Tuesday, November 16, 2010

Monsanto (NYSE:MON) Needs to Show it Can Grow Corn Seed Share

Even though Monsanto (NYSE:MON) has received a boost recently when field results revealed their SmartStax corn yields were better than competitors after earlier tests were disappointing, that may not be enough of a catalyst to push the company forward, are expectations are they'll have to prove they can grow their share in corn seeds, as they lost some to competitors over the last year.

Now the question they must answer is also if the improved results are worth the premium cost of the seeds, something DuPont (NYSE:DD) has successfully created doubt about in a significant number of farmers, helping them grow share..

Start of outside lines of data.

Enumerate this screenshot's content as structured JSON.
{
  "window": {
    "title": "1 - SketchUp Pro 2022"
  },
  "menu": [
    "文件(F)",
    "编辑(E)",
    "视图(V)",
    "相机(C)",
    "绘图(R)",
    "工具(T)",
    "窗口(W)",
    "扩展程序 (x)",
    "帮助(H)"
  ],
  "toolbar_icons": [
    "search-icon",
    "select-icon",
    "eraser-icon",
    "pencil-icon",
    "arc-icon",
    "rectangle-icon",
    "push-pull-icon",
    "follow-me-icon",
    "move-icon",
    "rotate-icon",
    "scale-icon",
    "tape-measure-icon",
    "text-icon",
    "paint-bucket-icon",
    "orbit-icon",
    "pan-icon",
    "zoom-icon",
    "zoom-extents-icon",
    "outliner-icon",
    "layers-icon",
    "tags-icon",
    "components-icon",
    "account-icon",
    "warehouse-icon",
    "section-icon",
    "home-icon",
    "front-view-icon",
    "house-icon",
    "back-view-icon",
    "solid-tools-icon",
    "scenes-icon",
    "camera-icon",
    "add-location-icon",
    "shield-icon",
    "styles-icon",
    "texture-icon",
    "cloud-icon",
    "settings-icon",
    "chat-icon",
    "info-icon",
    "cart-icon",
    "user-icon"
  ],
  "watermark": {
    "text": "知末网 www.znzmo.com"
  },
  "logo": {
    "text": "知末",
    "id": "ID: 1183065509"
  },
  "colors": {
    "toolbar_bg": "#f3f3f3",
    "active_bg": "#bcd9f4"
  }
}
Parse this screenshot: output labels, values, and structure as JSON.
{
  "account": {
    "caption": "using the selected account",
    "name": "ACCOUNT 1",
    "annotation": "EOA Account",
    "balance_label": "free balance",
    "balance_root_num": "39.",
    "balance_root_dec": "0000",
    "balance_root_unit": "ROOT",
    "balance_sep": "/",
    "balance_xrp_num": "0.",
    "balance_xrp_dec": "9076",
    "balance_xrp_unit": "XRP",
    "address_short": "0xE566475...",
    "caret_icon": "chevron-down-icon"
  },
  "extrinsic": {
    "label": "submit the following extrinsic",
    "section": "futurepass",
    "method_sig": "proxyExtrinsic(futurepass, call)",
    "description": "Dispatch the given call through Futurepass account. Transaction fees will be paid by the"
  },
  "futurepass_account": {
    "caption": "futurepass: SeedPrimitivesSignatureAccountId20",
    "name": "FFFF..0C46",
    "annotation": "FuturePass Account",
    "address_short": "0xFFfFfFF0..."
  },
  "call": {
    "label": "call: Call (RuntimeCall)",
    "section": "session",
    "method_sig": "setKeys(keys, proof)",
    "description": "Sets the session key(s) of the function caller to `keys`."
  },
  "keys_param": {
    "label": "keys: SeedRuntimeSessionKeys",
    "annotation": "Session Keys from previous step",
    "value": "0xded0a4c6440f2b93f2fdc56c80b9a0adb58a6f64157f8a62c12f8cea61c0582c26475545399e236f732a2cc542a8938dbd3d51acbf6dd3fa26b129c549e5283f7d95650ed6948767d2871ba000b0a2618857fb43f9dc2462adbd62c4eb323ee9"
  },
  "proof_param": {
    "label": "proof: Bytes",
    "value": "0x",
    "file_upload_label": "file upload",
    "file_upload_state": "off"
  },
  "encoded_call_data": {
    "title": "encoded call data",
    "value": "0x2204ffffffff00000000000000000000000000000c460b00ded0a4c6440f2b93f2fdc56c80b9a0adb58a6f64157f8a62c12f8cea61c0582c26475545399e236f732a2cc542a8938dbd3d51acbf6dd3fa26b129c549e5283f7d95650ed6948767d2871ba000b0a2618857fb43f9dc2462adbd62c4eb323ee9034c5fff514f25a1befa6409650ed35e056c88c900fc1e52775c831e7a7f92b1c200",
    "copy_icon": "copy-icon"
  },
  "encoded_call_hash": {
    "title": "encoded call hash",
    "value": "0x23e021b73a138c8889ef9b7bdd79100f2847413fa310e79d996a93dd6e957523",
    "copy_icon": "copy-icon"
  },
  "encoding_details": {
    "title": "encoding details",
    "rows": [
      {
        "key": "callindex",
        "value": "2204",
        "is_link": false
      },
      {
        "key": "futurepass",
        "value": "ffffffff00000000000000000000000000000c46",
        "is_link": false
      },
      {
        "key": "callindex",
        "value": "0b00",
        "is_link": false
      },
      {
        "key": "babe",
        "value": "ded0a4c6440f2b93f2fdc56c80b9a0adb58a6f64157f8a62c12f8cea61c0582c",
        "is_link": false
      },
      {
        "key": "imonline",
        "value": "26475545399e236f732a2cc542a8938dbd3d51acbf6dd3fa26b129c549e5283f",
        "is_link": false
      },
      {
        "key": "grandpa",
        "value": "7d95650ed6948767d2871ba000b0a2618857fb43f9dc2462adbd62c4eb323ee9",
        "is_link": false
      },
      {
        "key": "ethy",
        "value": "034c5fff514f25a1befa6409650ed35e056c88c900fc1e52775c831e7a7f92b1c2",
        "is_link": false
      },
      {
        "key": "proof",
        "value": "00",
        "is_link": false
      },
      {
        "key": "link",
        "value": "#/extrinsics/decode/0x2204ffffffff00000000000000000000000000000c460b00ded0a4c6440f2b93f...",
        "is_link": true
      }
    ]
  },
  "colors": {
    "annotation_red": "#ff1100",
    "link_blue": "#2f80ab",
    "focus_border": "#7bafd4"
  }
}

Deutsche Bank (NYSE:DB) believes they'll struggle over the next year to do that, and downgraded Monsanto from "Buy" to "Hold."

“We are downgrading Monsanto to Hold as the shares are within 5% of our target and we see few near-term catalysts. While last week’s yield data put to rest lingering doubts over Monsanto’s next generation seeds, with the shares trading at a 70% premium to the S&P 500 we believe upside is limited over the next 3-6 mos. Over the next 6-12 mos, we believe Monsanto needs to grow volume and/or gain share in US corn for the shares to outperform. However, with competitors also targeting share gains in ‘11, we believe this could be a challenge," said Deutsche.

Deutsche Bank analyst David Begleiter added, “The key for Monsanto shares to outperform over the six to twelve months is for Monsanto to translate these advantages into volume growth and share gains in the key U.S. corn seed market."

Last quarter George Soros added a significant number of Monsanto shares to his fund.

Monsanto closed Monday at $60.79, falling $1.36, or 2.19 percent.